23.6.6 Linear transformations
A test is graded from 0 to 50, with an average score of 35 and a standard deviation of 10. For comparison to other tests, it would be convenient to rescale to a mean of 100 and standard deviation of 15.
23.6.6.1 (a)
Labeling the original test scores as x and the desired rescaled test score as \(y\), come up with a linear transformation, that is, values of a and b so that the rescaled scores \(y = a + bx\) have a mean of 100 and a standard deviation of 15.
23.6.6.2 (b)
What is the range of possible values of this rescaled score \(y\)?
23.6.6.3 (c)
Plot the line showing y vs. x.
23.6.7 Linear transformations
Continuing the previous exercise, there is another linear transformation that also rescales the scores to have mean 100 and standard deviation 15. What is it, and why would you not want to use it for this purpose?

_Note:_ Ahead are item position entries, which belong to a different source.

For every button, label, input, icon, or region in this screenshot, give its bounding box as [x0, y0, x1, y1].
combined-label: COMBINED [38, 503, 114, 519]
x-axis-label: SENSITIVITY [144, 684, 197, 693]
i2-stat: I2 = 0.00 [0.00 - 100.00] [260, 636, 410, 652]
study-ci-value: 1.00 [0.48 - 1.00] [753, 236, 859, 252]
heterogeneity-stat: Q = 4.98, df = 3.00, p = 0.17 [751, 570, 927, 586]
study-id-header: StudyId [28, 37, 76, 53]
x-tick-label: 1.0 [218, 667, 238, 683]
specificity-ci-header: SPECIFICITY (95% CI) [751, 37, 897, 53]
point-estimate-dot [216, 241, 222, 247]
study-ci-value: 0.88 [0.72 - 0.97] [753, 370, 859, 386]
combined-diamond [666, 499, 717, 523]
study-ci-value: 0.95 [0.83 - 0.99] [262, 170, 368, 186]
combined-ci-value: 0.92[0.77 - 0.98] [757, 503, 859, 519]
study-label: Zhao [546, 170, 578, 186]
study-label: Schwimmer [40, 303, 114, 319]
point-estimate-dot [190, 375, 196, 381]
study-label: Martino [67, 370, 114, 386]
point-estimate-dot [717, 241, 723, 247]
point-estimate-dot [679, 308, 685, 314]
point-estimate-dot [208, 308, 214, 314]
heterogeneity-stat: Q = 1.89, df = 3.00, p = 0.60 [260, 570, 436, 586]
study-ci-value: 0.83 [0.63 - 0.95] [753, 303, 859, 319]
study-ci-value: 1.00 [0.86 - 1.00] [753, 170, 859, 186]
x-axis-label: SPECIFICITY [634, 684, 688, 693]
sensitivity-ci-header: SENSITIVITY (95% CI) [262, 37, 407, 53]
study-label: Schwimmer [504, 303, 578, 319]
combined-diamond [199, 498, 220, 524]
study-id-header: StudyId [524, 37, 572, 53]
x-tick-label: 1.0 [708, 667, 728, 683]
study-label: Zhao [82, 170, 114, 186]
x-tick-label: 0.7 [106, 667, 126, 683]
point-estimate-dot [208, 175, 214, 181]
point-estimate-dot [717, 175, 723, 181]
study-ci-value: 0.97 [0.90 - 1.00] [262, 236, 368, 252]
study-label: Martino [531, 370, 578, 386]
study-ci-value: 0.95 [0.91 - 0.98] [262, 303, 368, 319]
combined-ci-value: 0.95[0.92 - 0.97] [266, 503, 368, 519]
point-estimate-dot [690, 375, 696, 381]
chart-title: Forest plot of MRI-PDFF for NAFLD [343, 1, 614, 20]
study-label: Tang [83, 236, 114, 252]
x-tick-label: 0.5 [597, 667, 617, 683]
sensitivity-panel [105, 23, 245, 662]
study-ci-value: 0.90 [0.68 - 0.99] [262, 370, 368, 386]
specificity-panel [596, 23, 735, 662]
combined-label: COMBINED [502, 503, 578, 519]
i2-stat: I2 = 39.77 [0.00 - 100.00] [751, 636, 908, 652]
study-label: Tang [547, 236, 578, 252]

23.6.9 Comparison of distributions
Find an example in the scientific literature of the effect of treatment on some continuous outcome, and make a graph similar to Figure 3.9 showing the estimated population shift in the potential outcomes under a constant treatment effect.
23.6.10 Working through your own example
Continuing the example from Exercises 1.10 and 2.10, consider a deterministic model on the linear or logarithmic scale that would arise in this topic. Graph the model and discuss its relevance to your problem.